第467話 16階層の敵
「敵が出てこないな」
16階層を進み始めてから既に20分程が経過しているが未だ1体の敵も出現していない。
15階層と比較して気温や地形に大きな違いは見て取れないので比較的進み易い。
「この階層の情報って入ってるの?」
「色々当たっては見ましたが、分かったのは鬼がいると言う事ぐらいなのです」
「鬼?オーガか?」
「オーガの上位種がいるのかもしれないわね」
最近オーガと戦う事は無くなったが元々オーガ自体が結構強いモンスターなので気を抜くことは出来ない。
以前も弓を使った攻撃を仕掛けて来たので遠距離攻撃にも注意した方が良さそうだ。
「ご主人様、敵モンスターですが1体だけのようです。ご注意下さい」
「16階層で初めてのモンスターだからどんなモンスターか様子を見たいな。とりあえずシルは『鉄壁の乙女』を。ルシェは待機。あいりさんとベルリアが前で俺がすぐ後ろに付きます」
折角敵が1体なのにシルとルシェが速攻で倒してしまうと16階層の敵の特徴や能力が分からないので、2人は控えさせて戦いに臨む。
前方に進んでいくとすぐに敵が目に入って来た。
敵は人型だがかなり大きい。2Mは超えている様に見える。
「鬼だな」
「鬼ですね」
敵モンスターは一目で鬼と分かる1本角が頭部に生えているが問題はその格好だ。
通常のオーガとは違い服を着ている。
着物?いや浴衣か?
正直着物の種類の区別はよく分からないがとにかく、和装っぽいのを着ている。
しかも手に持つ武器は刀だった。
その姿は侍を彷彿させるが、この風貌なのである程度以上の知能があるのは間違いなさそうだ。
「ベルリア、あいりさん行きますよ」
俺達3人は前に向かって駆ける。
牽制の意味を込めて鬼に向かってバルザードの斬撃を飛ばすが、俺が剣を振るったのに合わせるように鬼も手に持つ刀を振るって来た。
『パシュッ』
直後に聞き慣れない炸裂音がして何も起こらなかった。
何も起こらなかったが起こらなかった事が問題だ。
バルザードの飛ばした斬撃が消えてしまった?
本来であれば着弾すべき斬撃が着弾しなかった。
まさかだが、相殺されたのか?
見えないはずの飛ぶ斬撃を刀の斬撃を飛ばして相殺したとしか思えない。
「ベルリア、あいりさん、多分あいつ斬撃を飛ばせるみたいです。注意してください。ミク、刀を振るわすな!」
俺はベルリアとあいりさんに注意喚起をして、ミクに援護を促したが連射の効くミクのスピットファイアが有効だと思ったからだ。
ミクも意図を汲んでくれて、すぐに後方から火球が飛んで来たが、鬼が先程と同じように刀を振るうと火球が真っ二つに割れた。
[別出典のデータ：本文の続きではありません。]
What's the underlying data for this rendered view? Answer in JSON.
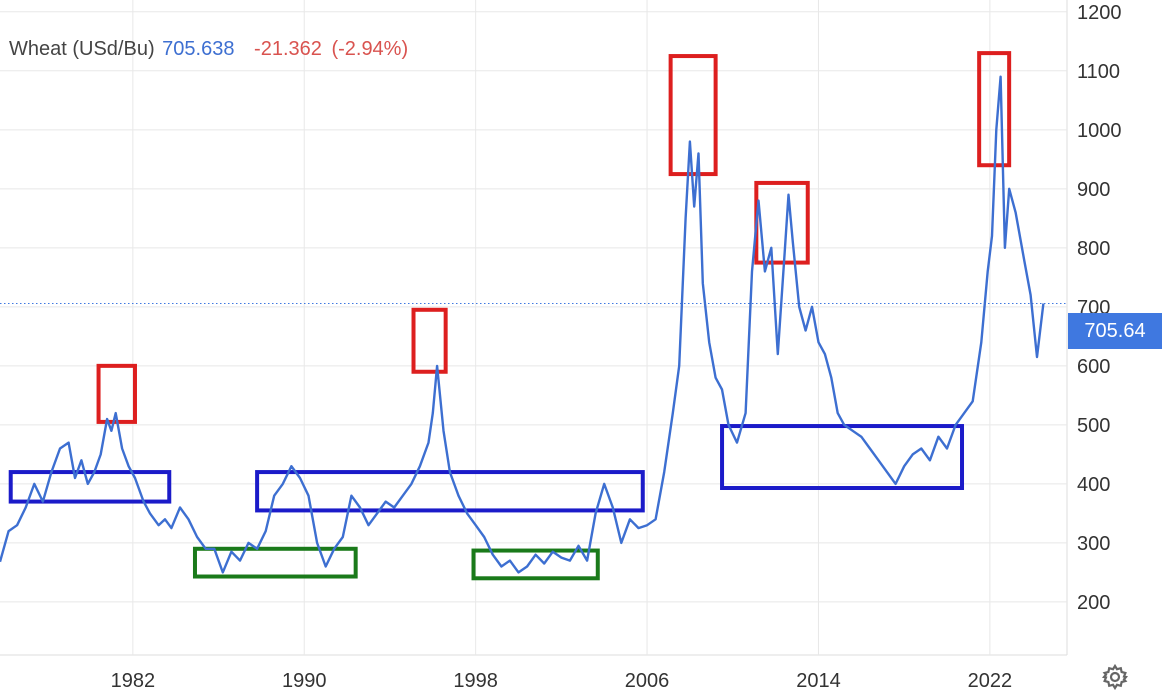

割れた火球は勢いを削がれたものの左右に別れてそのまま鬼の両肩に命中した。
命中してもそれ程ダメージがあるようには無いが浴衣が焦げて穴が空いているので火傷ぐらいはしたんじゃ無いだろうか。
それにしても俺はこれと同じ様な情景を見た事がある。
以前ベルリアが敵の火球を斬った時とほぼ同じ状態だ。
この鬼も風貌と武器を見る限り剣に自信があるのだろうが、剣に頼る脳筋は同じ行動に出て同じ結果を生むのかもしれない。
姿形こそ違えど、ベルリアと同じ匂いがする。
「ミク、効いてるぞ!続けて頼んだ」
続けて数発の火球が鬼に向かって飛んで行ったが、1発目は先程と全く同じ結末を辿り、鬼にもダメージを与える事が出来たが、流石に学習した様でその後の火球は斬ると同時に巨体を揺らして回避していた。
4発目を回避されたタイミングでベルリアとあいりさんが鬼に接近して間合いに入った。